I don’t care if altruists spend their own money trying to prevent future risks from robot invasions or green nanotech goo, but they should stop asking American taxpayers to waste money on their quirky concerns.. .
There are only four things you can do with your money: spend it, pay taxes, give it away or invest it. Only the last drives productivity and helps society in the long term.
Indeed. It seems to be a fad among 21st-century billionaires that they come up with grandiose “missions.” See Peter Thiel or George Soros or Bill Gates or Samuel Bankman-Fried. Heaven preserve us from such missionaries.
I can't get too angry about 'missions.' The Asters, etc, built public libraries. It seems to have been a good thing - but, to admit, it eventually became a tax burden on everyone and now they aren't as big an asset as they once were. Perhaps they didn't lead a natural lifecycle? Perhaps when the super-rich stopped being interested in funding them, they should have been shuttered?
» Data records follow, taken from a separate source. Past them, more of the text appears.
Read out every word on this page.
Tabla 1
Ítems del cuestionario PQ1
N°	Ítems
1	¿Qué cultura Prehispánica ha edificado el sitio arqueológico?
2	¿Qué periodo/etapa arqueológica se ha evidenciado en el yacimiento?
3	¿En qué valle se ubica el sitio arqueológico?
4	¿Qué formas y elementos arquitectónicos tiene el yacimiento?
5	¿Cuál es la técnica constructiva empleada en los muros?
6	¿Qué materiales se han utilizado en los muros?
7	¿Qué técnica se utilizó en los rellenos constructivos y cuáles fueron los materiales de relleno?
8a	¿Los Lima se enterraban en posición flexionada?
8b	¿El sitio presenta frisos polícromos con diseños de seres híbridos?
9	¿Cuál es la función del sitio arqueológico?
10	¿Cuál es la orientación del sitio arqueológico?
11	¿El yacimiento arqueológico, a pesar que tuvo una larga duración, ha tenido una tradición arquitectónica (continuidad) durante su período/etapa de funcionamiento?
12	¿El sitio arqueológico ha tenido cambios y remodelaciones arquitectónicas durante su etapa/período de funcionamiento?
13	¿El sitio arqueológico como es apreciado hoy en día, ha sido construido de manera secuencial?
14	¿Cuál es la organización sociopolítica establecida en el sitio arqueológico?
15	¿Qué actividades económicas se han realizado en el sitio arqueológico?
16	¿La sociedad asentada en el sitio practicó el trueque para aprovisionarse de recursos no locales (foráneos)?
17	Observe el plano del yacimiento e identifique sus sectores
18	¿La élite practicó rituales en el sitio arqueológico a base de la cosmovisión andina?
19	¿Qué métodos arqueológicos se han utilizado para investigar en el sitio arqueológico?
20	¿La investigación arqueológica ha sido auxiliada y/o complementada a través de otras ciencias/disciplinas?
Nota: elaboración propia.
On the Torenberg piece, one needs to distinguish between sincerely held luxury beliefs and preference falsification. One good property of the secret ballot is that it helps make that distinction. Here in San Francisco, we didn't see a lot of public elite outrage against the removal of ability-based admissions to Lowell High School; but the recall of the school board members who pushed that removal was so broadly supported, across every economic and geographic segment of the city, that it's very likely the case that many if not most elites privately opposed it and voted accordingly.